Défense : la France doit continuer d’investir dans l’IA, par Eric Chol

Défense : la France doit continuer d’investir dans l’IA, par Eric Chol

Quand on pense intelligence artificielle, on pense le pape en doudoune, cette fameuse photo générée par Midjourney il y a un an, qui a fait depuis le tour des réseaux sociaux. On pense moins aux drones, supercalculateurs, ou systèmes d’armement. On a tort, car l’essor de l’intelligence artificielle provoque un tremblement de terre dans la défense.

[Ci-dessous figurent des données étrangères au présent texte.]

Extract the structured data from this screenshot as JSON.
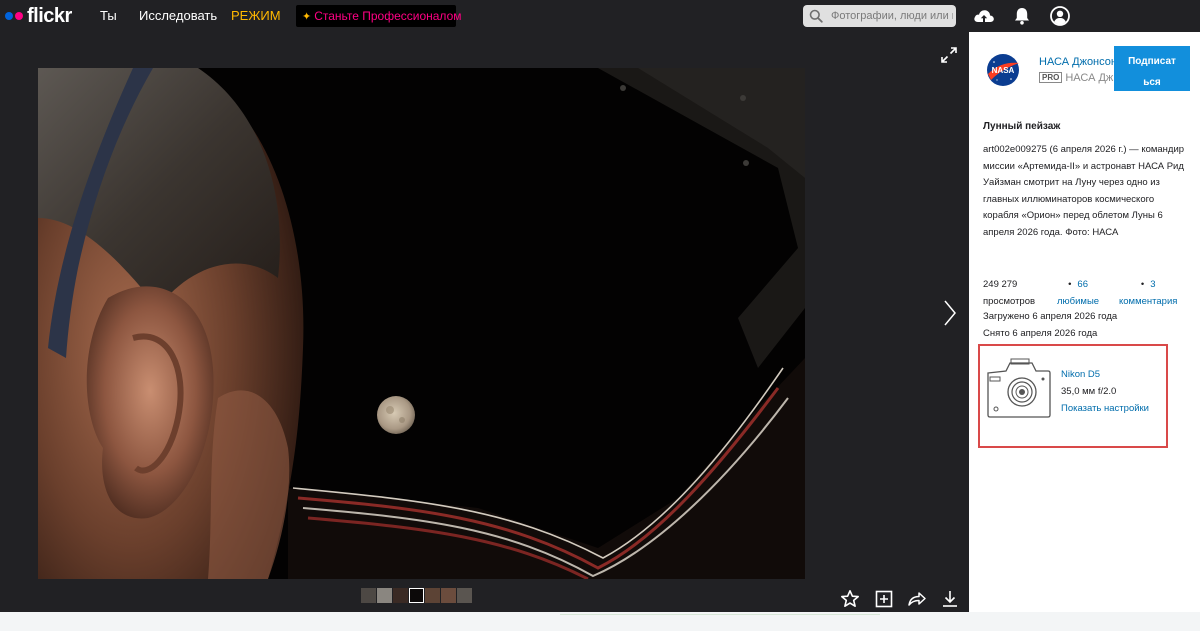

Et la France, dans le domaine, a de sérieux atouts à faire valoir pour émerger dans le peloton de tête de cette nouvelle course technologique.

En réalité, cela fait déjà belle lurette que nos gradés s’intéressent à l’IA, comme en témoigne la notoriété de nos start-up tricolores (Preligens, Comand AI, Helsing…). En 2018, le mathématicien Cédric Villani émettait déjà des recommandations pour le domaine militaire et celui du renseignement, dans son rapport sur l’intelligence artificielle. Il aura fallu attendre six ans pour voir celles-ci se concrétiser. Entretemps, la guerre en Ukraine et l’apparition de ChatGPT ont servi de catalyseurs, et l’acte de naissance de l’IA militaire vient enfin de paraître. C’est simple : sans IA, pas de défense viable ! C’est ainsi que Sébastien Lecornu, ministre des Armées, résume l’effort engagé par la France, avec l’annonce dans une interview aux Echos de la création d’une Agence ministérielle pour l’IA de défense (Amiad) et d’un supercalculateur.

Cette nouvelle structure regroupera dès cet été une cinquantaine de personnes (300 à terme), parmi lesquelles des chercheurs, des ingénieurs, des militaires. Décidée à devenir le champion militaire de l’IA en Europe, la France est allée chercher le patron de cette future agence dans le vivier des anciens de Google Deepmind, un des meilleurs laboratoires d’IA du monde. Pourquoi autant d’attentions ? Tout simplement parce que, loin d’être un effet de mode, l’IA va non seulement révolutionner le fonctionnement des entreprises privées et de l’administration civile, mais aussi celui des opérations de guerre et de notre ministère de la Défense. Face aux Etats-Unis, en pointe sur le sujet, mais aussi à la Chine ou demain à l’Inde, la France n’a pas d’autre choix que d’aligner ses données, ses talents et ses financements pour moderniser ses armées. Non seulement le coût (300 millions par an) n’est pas outrageusement élevé, mais il reste même raisonnable comparé à celui de nos équipements militaires (Rafale…).

Objet de tous les fantasmes, l’IA fait peur, et son irruption dans le domaine militaire ne va guère rassurer : on imagine déjà des robots en vareuse électronique progresser de jour et de nuit sur les terrains de combat. D’où le désir croissant de réguler l’IA militaire. Pour l’heure, il n’existe aucun contrôle. En mettre en place relèverait du bon sens, mais révélerait aussi une certaine dose de naïveté : aucun régime autoritaire ne s’y résoudrait. S’il est important de limiter les usages militaires de l’IA, il est surtout urgent de laisser libre le champ de la recherche en la matière. Pour rester fort, il faut s’en donner les moyens.